Near the end of its opinion, the majority notes Hill’s deposition, introduced in support of tthe motion for summary judgment, in which he stated that he advised Harper “to submit lump sum valuations of stock and equipment * * *, since detailed itemizations of inventory were unnecessary”. The majority then compares this allegation with an allegation contained in Howard H. Harper’s opposing affidavit, and decides that Harper’s allegation is “dubious rejoinder” and “failed to establish any genuine issue as to a material fact.” (Italics in original.) For purposes of its comparison, the majority has drawn Harper’s statement out of its context in such a way, I think, as to alter the full allegation’s meaning. Harper’s full paragraph follows:

“V.
“In the mid-1950’s, the Affiant is not definitely sure of the exact date, a conference on insurance was held between Ervin S Hill as an agent, employee and officer of Tandy & Wood, Inc E S Harper and Howard H Harper as employees and officers of E S Harper Co Inc. One of the results of said conference was to eliminate the necessity by E S Harper Co Inc of reporting provisionally on the provisional reporting policies, each and every single item of personal property. E S Harper Co Inc and its officials were instructed by Ervin S Hill that they were covered for a catastrophe loss and need not report each individual item of personal property.”
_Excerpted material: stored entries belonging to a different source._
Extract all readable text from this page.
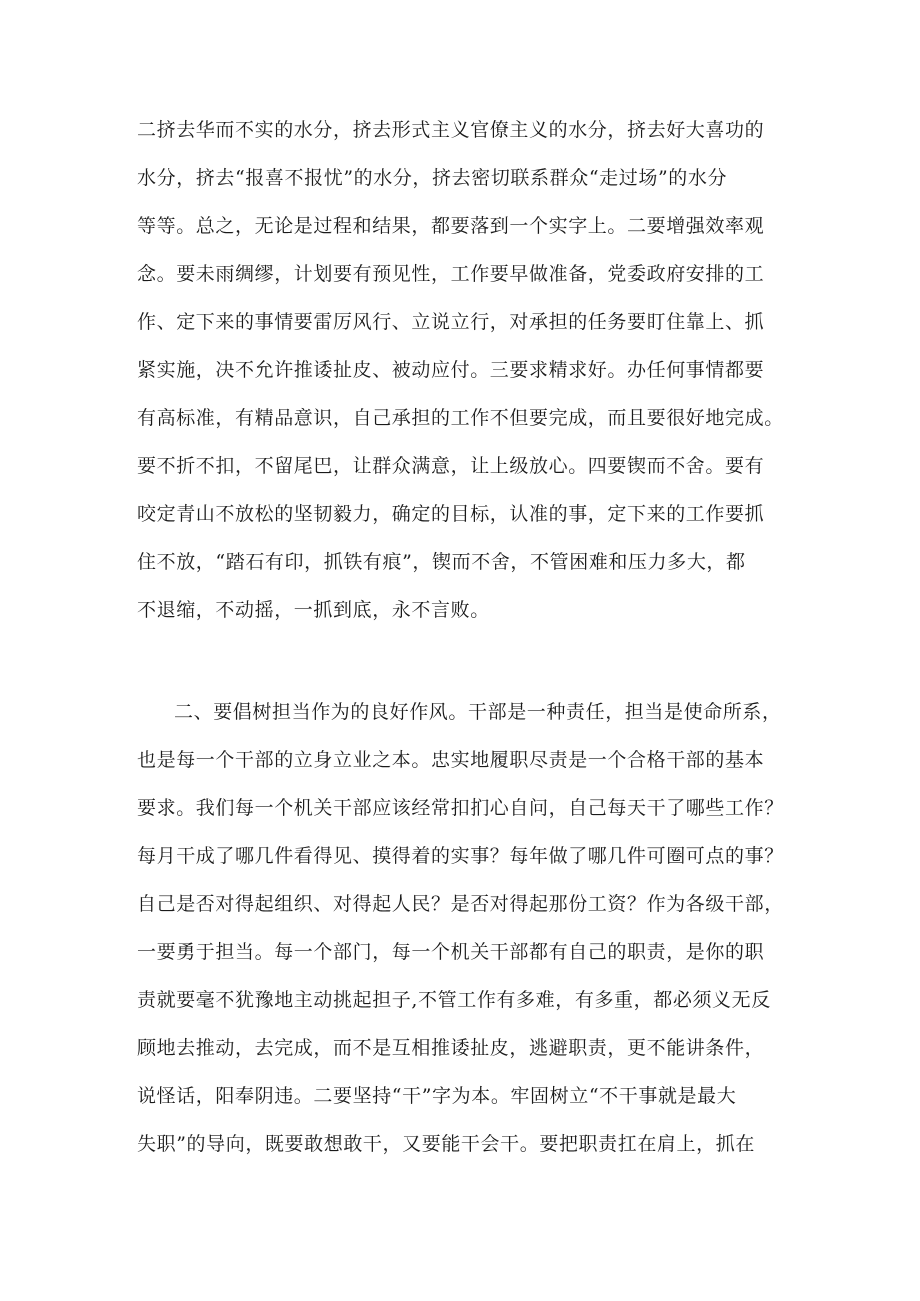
二挤去华而不实的水分，挤去形式主义官僚主义的水分，挤去好大喜功的
水分，挤去“报喜不报忧”的水分，挤去密切联系群众“走过场”的水分
等等。总之，无论是过程和结果，都要落到一个实字上。二要增强效率观
念。要未雨绸缪，计划要有预见性，工作要早做准备，党委政府安排的工
作、定下来的事情要雷厉风行、立说立行，对承担的任务要盯住靠上、抓
紧实施，决不允许推诿扯皮、被动应付。三要求精求好。办任何事情都要
有高标准，有精品意识，自己承担的工作不但要完成，而且要很好地完成。
要不折不扣，不留尾巴，让群众满意，让上级放心。四要锲而不舍。要有
咬定青山不放松的坚韧毅力，确定的目标，认准的事，定下来的工作要抓
住不放，“踏石有印，抓铁有痕”，锲而不舍，不管困难和压力多大，都
不退缩，不动摇，一抓到底，永不言败。
二、要倡树担当作为的良好作风。干部是一种责任，担当是使命所系，
也是每一个干部的立身立业之本。忠实地履职尽责是一个合格干部的基本
要求。我们每一个机关干部应该经常扣扪心自问，自己每天干了哪些工作？
每月干成了哪几件看得见、摸得着的实事？每年做了哪几件可圈可点的事？
自己是否对得起组织、对得起人民？是否对得起那份工资？作为各级干部，
一要勇于担当。每一个部门，每一个机关干部都有自己的职责，是你的职
责就要毫不犹豫地主动挑起担子,不管工作有多难，有多重，都必须义无反
顾地去推动，去完成，而不是互相推诿扯皮，逃避职责，更不能讲条件，
说怪话，阳奉阴违。二要坚持“干”字为本。牢固树立“不干事就是最大
失职”的导向，既要敢想敢干，又要能干会干。要把职责扛在肩上，抓在
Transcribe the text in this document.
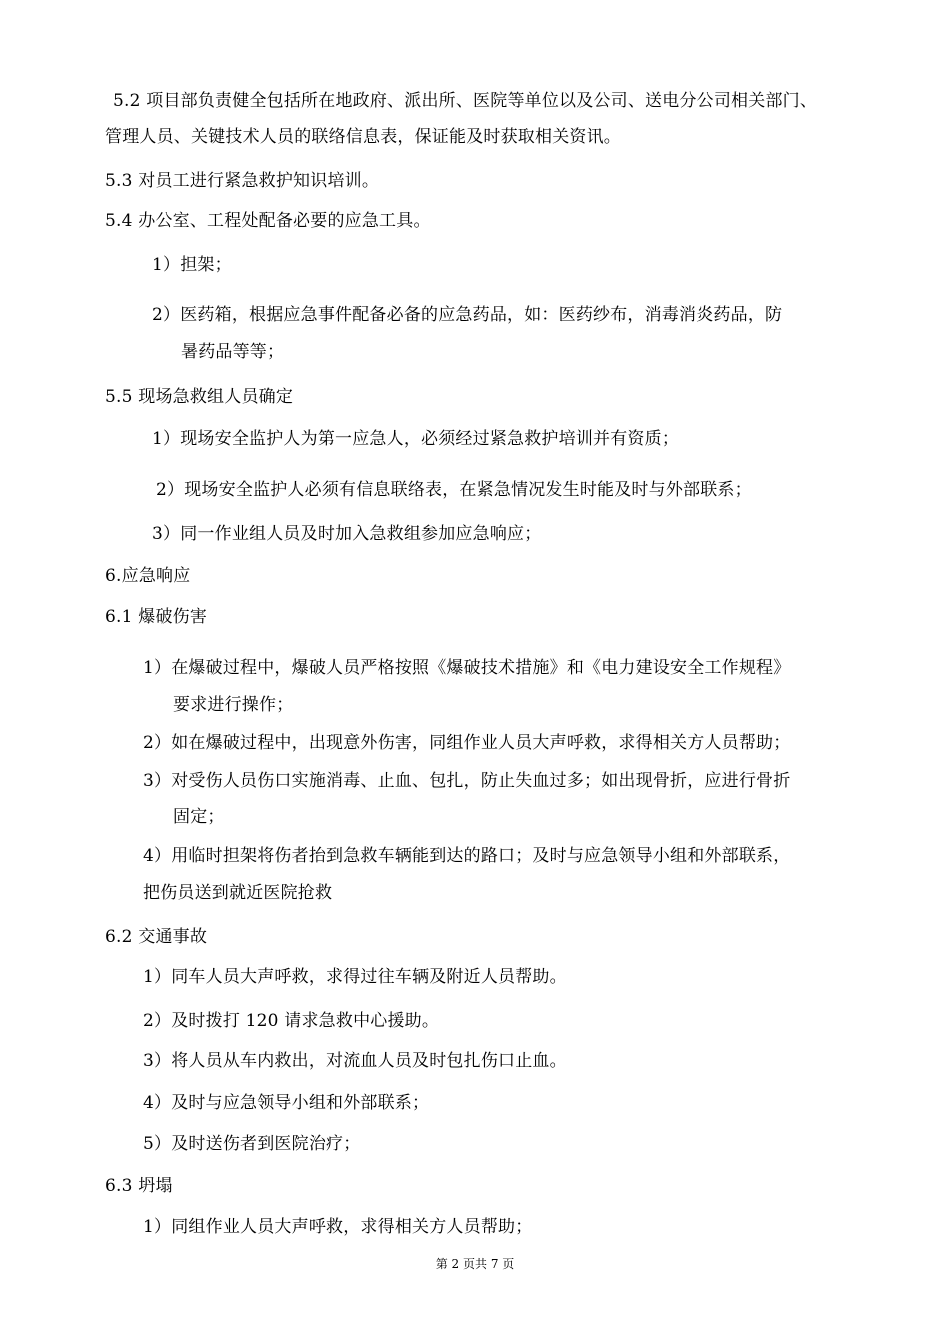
5.2 项目部负责健全包括所在地政府、派出所、医院等单位以及公司、送电分公司相关部门、
管理人员、关键技术人员的联络信息表，保证能及时获取相关资讯。
5.3 对员工进行紧急救护知识培训。
5.4 办公室、工程处配备必要的应急工具。
1）担架；
2）医药箱，根据应急事件配备必备的应急药品，如：医药纱布，消毒消炎药品，防
暑药品等等；
5.5 现场急救组人员确定
1）现场安全监护人为第一应急人，必须经过紧急救护培训并有资质；
2）现场安全监护人必须有信息联络表，在紧急情况发生时能及时与外部联系；
3）同一作业组人员及时加入急救组参加应急响应；
6.应急响应
6.1 爆破伤害
1）在爆破过程中，爆破人员严格按照《爆破技术措施》和《电力建设安全工作规程》
要求进行操作；
2）如在爆破过程中，出现意外伤害，同组作业人员大声呼救，求得相关方人员帮助；
3）对受伤人员伤口实施消毒、止血、包扎，防止失血过多；如出现骨折，应进行骨折
固定；
4）用临时担架将伤者抬到急救车辆能到达的路口；及时与应急领导小组和外部联系，
把伤员送到就近医院抢救
6.2 交通事故
1）同车人员大声呼救，求得过往车辆及附近人员帮助。
2）及时拨打 120 请求急救中心援助。
3）将人员从车内救出，对流血人员及时包扎伤口止血。
4）及时与应急领导小组和外部联系；
5）及时送伤者到医院治疗；
6.3 坍塌
1）同组作业人员大声呼救，求得相关方人员帮助；
第 2 页共 7 页
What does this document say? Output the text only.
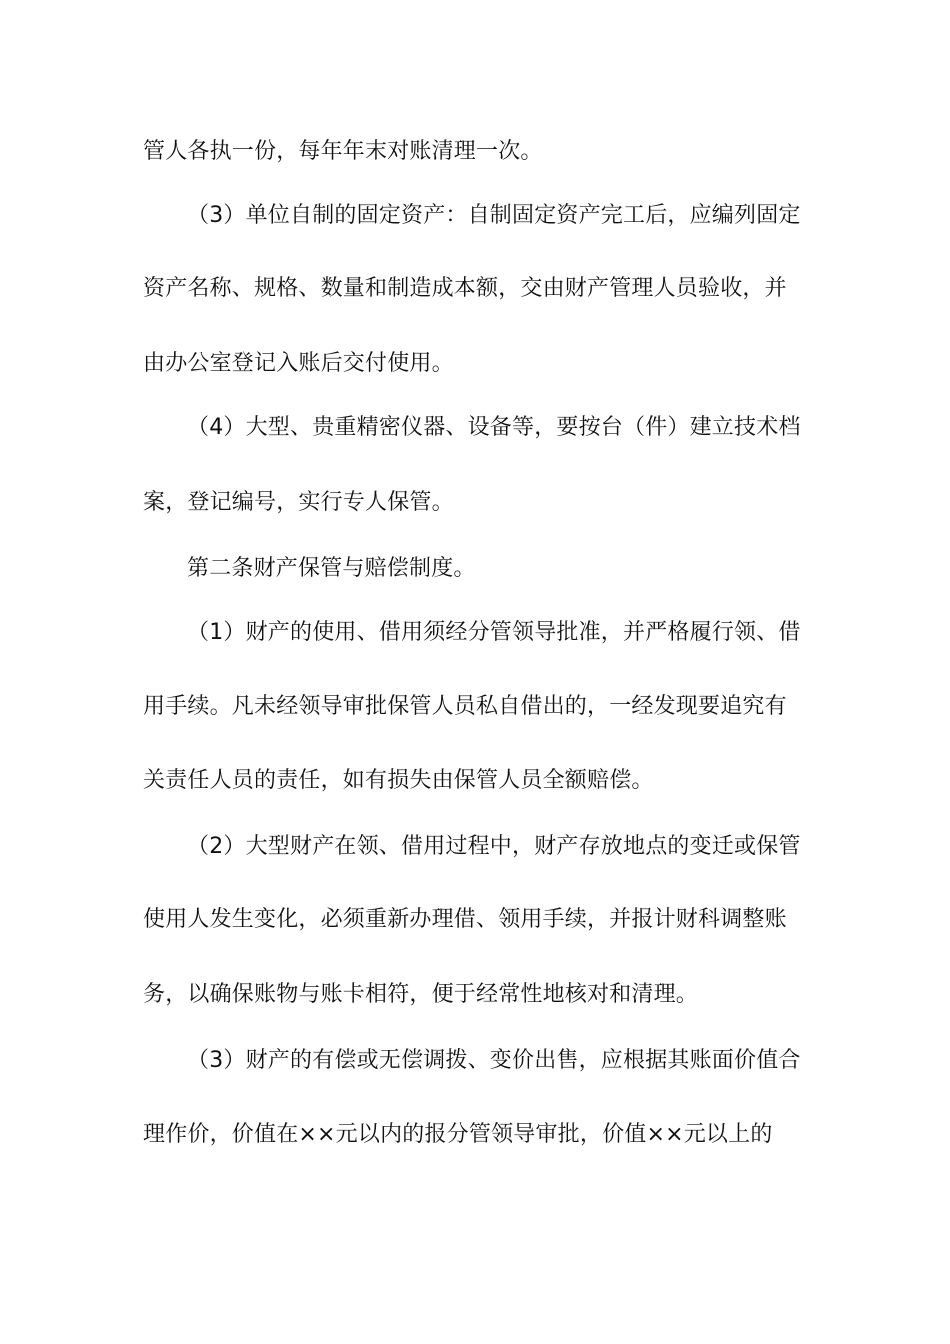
管人各执一份，每年年末对账清理一次。
（3）单位自制的固定资产：自制固定资产完工后，应编列固定
资产名称、规格、数量和制造成本额，交由财产管理人员验收，并
由办公室登记入账后交付使用。
（4）大型、贵重精密仪器、设备等，要按台（件）建立技术档
案，登记编号，实行专人保管。
第二条财产保管与赔偿制度。
（1）财产的使用、借用须经分管领导批准，并严格履行领、借
用手续。凡未经领导审批保管人员私自借出的，一经发现要追究有
关责任人员的责任，如有损失由保管人员全额赔偿。
（2）大型财产在领、借用过程中，财产存放地点的变迁或保管
使用人发生变化，必须重新办理借、领用手续，并报计财科调整账
务，以确保账物与账卡相符，便于经常性地核对和清理。
（3）财产的有偿或无偿调拨、变价出售，应根据其账面价值合
理作价，价值在××元以内的报分管领导审批，价值××元以上的
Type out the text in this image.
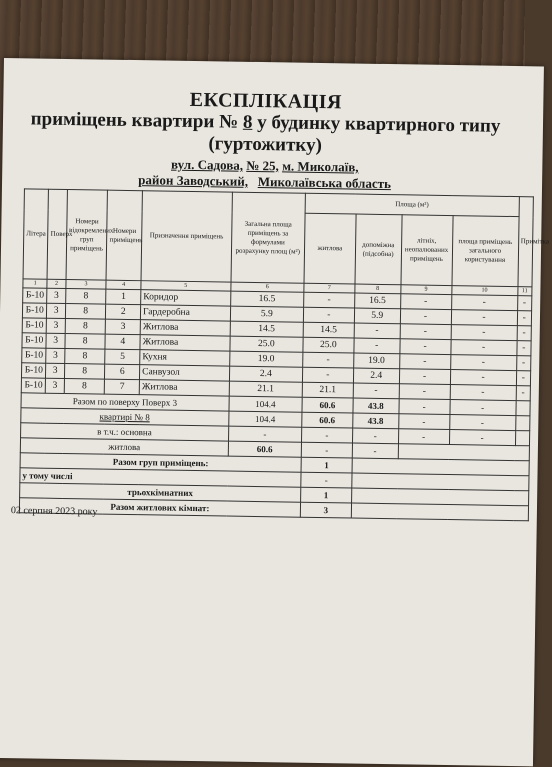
ЕКСПЛІКАЦІЯ
приміщень квартири № 8 у будинку квартирного типу
(гуртожитку)
вул. Садова, № 25, м. Миколаїв,
район Заводський, Миколаївська область
Літера	Поверх	Номери відокремлених груп приміщень	Номери приміщень	Призначення приміщень	Загальна площа приміщень за формулами розрахунку площ (м²)	Площа (м²)				Примітка
						житлова	допоміжна (підсобна)	літніх, неопалюваних приміщень	площа приміщень загального користування	
1	2	3	4	5	6	7	8	9	10	11
Б-10	3	8	1	Коридор	16.5	-	16.5	-	-	-
Б-10	3	8	2	Гардеробна	5.9	-	5.9	-	-	-
Б-10	3	8	3	Житлова	14.5	14.5	-	-	-	-
Б-10	3	8	4	Житлова	25.0	25.0	-	-	-	-
Б-10	3	8	5	Кухня	19.0	-	19.0	-	-	-
Б-10	3	8	6	Санвузол	2.4	-	2.4	-	-	-
Б-10	3	8	7	Житлова	21.1	21.1	-	-	-	-
Разом по поверху Поверх 3					104.4	60.6	43.8	-	-	
квартирі № 8					104.4	60.6	43.8	-	-	
в т.ч.: основна					-	-	-	-	-	
житлова					60.6	-	-			
Разом груп приміщень:						1				
у тому числі						-				
трьохкімнатних						1				
Разом житлових кімнат:						3				
02 серпня 2023 року
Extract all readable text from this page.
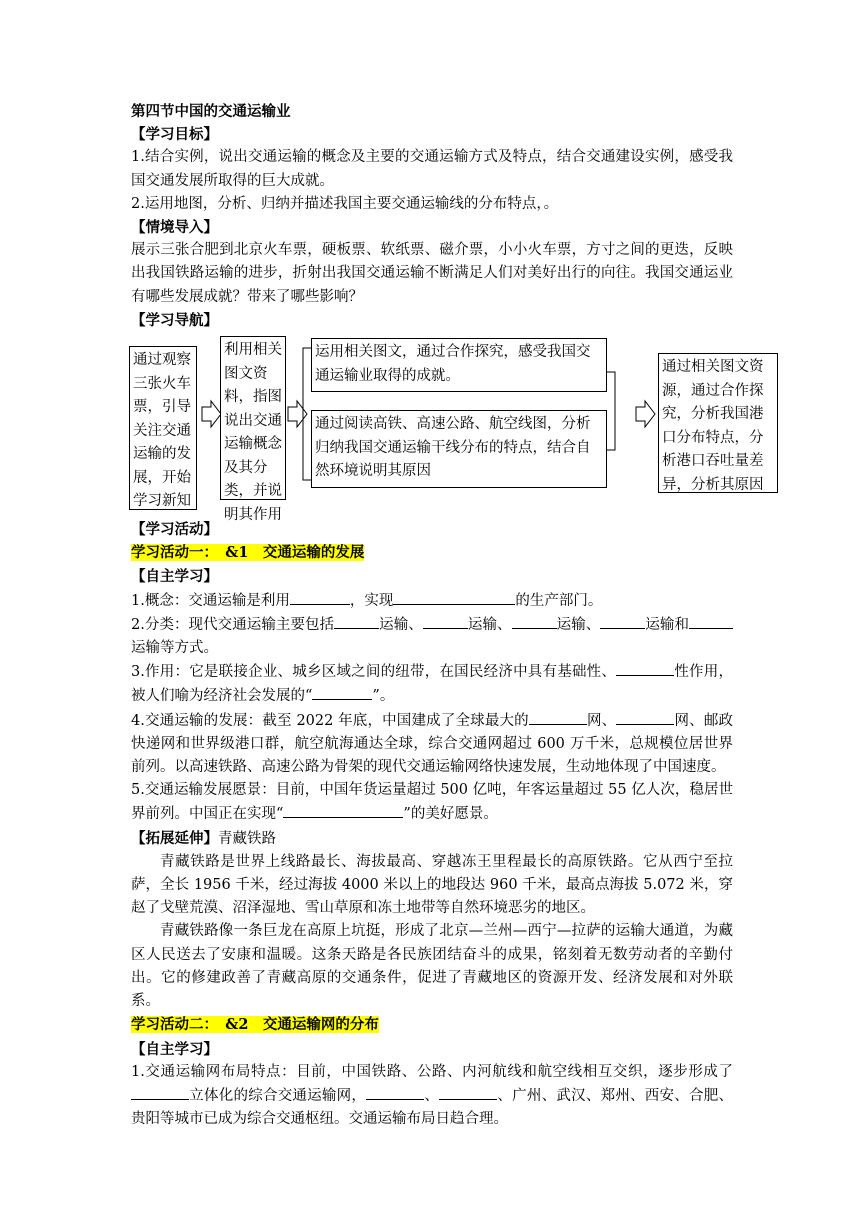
第四节中国的交通运输业

【学习目标】

1.结合实例，说出交通运输的概念及主要的交通运输方式及特点，结合交通建设实例，感受我国交通发展所取得的巨大成就。

2.运用地图，分析、归纳并描述我国主要交通运输线的分布特点，。

【情境导入】

展示三张合肥到北京火车票，硬板票、软纸票、磁介票，小小火车票，方寸之间的更迭，反映出我国铁路运输的进步，折射出我国交通运输不断满足人们对美好出行的向往。我国交通运业有哪些发展成就？带来了哪些影响？

【学习导航】

通过观察三张火车票，引导关注交通运输的发展，开始学习新知
利用相关图文资料，指图说出交通运输概念及其分类，并说明其作用
运用相关图文，通过合作探究，感受我国交通运输业取得的成就。
通过阅读高铁、高速公路、航空线图，分析归纳我国交通运输干线分布的特点，结合自然环境说明其原因
通过相关图文资源，通过合作探究，分析我国港口分布特点，分析港口吞吐量差异，分析其原因

【学习活动】

学习活动一：　&1　交通运输的发展

【自主学习】

1.概念：交通运输是利用	，实现	的生产部门。

2.分类：现代交通运输主要包括	运输、	运输、	运输、	运输和运输等方式。

3.作用：它是联接企业、城乡区域之间的纽带，在国民经济中具有基础性、	性作用，被人们喻为经济社会发展的“	”。

4.交通运输的发展：截至 2022 年底，中国建成了全球最大的	网、	网、邮政快递网和世界级港口群，航空航海通达全球，综合交通网超过 600 万千米，总规模位居世界前列。以高速铁路、高速公路为骨架的现代交通运输网络快速发展，生动地体现了中国速度。

5.交通运输发展愿景：目前，中国年货运量超过 500 亿吨，年客运量超过 55 亿人次，稳居世界前列。中国正在实现“	”的美好愿景。

【拓展延伸】青藏铁路

青藏铁路是世界上线路最长、海拔最高、穿越冻王里程最长的高原铁路。它从西宁至拉萨，全长 1956 千米，经过海拔 4000 米以上的地段达 960 千米，最高点海拔 5.072 米，穿赵了戈壁荒漠、沼泽湿地、雪山草原和冻土地带等自然环境恶劣的地区。

青藏铁路像一条巨龙在高原上坑挺，形成了北京—兰州—西宁—拉萨的运输大通道，为藏区人民送去了安康和温暖。这条天路是各民族团结奋斗的成果，铭刻着无数劳动者的辛勤付出。它的修建政善了青藏高原的交通条件，促进了青藏地区的资源开发、经济发展和对外联系。

学习活动二：　&2　交通运输网的分布

【自主学习】

1.交通运输网布局特点：目前，中国铁路、公路、内河航线和航空线相互交织，逐步形成了立体化的综合交通运输网，	、	、广州、武汉、郑州、西安、合肥、贵阳等城市已成为综合交通枢纽。交通运输布局日趋合理。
That Hill conferred with Howard H. Harper about this change, and that Hill allegedly instructed Harper that appellant was “covered for a catastrophe loss,” round out Harper’s allegation as quoted by the majority, and raise a doubt concerning what items of value Hill insisted be supplied by appellant, and how much responsibility Hill assumed for assuring an accurate valuation be reported.

Howard H. Harper insisted in his affidavit that appellant accurately reported whatever figures were requested by Hill, who undertook to provide complete insurance coverage for appellant’s inventory and equipment and used the provisional reporting form policy as part of appellant’s insurance program. Harper also stressed that appellant placed full reliance in Hill and that from the beginning, Hill himself filled out the report form each month. It should be noted that Hill’s conduct was seriously inconsistent with the procedure of the insurer, respondent General Insurance Company of America, and this inconsistency itself might raise an inference that Hill had assumed much more responsibility for the accuracy of appellant’s valuations than would an insurance agent in the ordi*775nary situation where the insured filled out the report form. Respondent General Insurance Company of America never objected to these forms, and so might be deemed to have sanctioned the conduct of Hill, who was acting as General’s agent.

From the foregoing, I concluded that respondents have not met their burden of proving “that there is no genuine issue as to any material fact”. Idaho R.Civ.P., 56(c), regarding each of the respondents’ liability to appellant. See Christiansen v. Rumsey, supra. To decide otherwise on this record necessitates weighing evidence and resolving conflicting inferences, a function which of course is not properly within the power of either the district court or of this Court.